Nice shirt. How much did that cost you? Thanks to fast fashion chains like H&M, Old Navy, Forever 21 and Walmart, the average American can now afford to buy 64 items of clothing every single year (yes, I said per year). How the hell is that even possible? On HBO’s Last Week Tonight, comedian John Oliver dives into the issue and skewers the pants off the fashion fashion biz and let me tell you, it’s painfully funny.
“A few years ago, H&M put out a dress that cost less than $5. You could take a $5 bill, scotch tape it over your genitals and you’d be wearing a more expensive piece of clothing.” And yet somehow fashion fashion companies are massively profitable. “The chairman of H&M is the 28th richest person in the world. And the cofounder of Zara is the 4th richest person. That means people who owns oil fields are worth less than the guy who makes distressed jean shorts.”
He zeroes in on Gap’s repeated sweatshop scandals and chides how the retailer’s catchy ad campaigns filled with jazzy dancers in khakis helped us feel good about the brand again.
Of course, it’s not just Gap. Oliver points out how all retailers caught with sweatshops get to pass the buck, shocked that their clothes were even found at, say, the collapsed Bangladesh factory that killed over 1,100 people. News casts say: “They had no idea their clothes were being made there. And this is not the first time Walmart was caught unaware.” To which Oliver responds, “No, it’s not! And they are losing the right to act surprised. They’re like the characters in the Hangover movies. It’s not an accident if it happens a third time, boys. It’s a pattern of reckless behaviour that has to be addressed.”

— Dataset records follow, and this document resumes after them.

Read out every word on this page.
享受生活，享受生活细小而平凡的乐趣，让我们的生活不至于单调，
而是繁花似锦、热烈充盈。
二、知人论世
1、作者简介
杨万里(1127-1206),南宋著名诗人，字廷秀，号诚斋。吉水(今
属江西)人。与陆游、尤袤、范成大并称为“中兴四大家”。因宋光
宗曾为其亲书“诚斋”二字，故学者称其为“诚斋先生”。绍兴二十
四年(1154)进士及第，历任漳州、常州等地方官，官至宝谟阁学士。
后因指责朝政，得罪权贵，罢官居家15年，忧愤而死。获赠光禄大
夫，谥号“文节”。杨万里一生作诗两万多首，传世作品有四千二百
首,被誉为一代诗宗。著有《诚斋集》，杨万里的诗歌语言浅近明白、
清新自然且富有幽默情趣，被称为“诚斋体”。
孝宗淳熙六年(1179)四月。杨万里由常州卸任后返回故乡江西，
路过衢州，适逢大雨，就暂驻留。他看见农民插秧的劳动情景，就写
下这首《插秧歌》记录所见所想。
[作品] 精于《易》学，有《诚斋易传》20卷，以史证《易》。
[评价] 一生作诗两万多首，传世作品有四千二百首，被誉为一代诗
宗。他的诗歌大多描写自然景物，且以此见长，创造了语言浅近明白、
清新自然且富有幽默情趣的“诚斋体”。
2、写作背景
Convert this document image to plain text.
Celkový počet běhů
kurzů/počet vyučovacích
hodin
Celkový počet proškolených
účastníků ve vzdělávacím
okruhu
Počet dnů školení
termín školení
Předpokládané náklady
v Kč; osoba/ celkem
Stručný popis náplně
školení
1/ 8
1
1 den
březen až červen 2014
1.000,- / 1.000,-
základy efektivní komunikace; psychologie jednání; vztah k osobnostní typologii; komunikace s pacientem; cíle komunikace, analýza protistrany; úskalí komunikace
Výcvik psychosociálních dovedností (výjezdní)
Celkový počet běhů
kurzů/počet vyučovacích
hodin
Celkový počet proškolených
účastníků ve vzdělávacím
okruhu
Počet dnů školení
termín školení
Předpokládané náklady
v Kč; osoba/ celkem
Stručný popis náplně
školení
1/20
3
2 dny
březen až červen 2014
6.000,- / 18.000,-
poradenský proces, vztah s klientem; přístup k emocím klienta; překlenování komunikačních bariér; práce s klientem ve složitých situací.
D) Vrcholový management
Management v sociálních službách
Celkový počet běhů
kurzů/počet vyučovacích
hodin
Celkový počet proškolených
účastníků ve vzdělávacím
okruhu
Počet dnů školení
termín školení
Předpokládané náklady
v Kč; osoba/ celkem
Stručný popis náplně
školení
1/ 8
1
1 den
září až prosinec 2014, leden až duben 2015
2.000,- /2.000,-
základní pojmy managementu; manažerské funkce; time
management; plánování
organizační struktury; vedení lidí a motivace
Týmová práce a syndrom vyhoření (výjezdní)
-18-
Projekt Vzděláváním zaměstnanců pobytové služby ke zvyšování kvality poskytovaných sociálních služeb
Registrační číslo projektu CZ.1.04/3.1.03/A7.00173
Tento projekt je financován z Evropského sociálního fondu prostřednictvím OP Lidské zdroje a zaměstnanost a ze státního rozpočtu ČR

He adds, “This is going to keep happening as long as we let it.” The man is right.
You’ve got to watch the ending to see how Oliver decides to make his point by delivering a suspiciously cheap lunch to the CEOs of H&M, Joe Fresh, Old Navy/Gap, Walmart and Children’s Place. Bloody hilarious. If only it succeeds in actually shame them into overhauling their supply chains in a meaningful way. Brace for it. It’ll mean we’ll all have to pay more for our clothes.
Buy quality. Buy less. Buy ethically made and buy sustainably sourced. Or bypass buying new altogether and get your clothes from the second hand store. Lord knows everyone else is buying and ditching enough clothes to keep thrift shops fully stocked.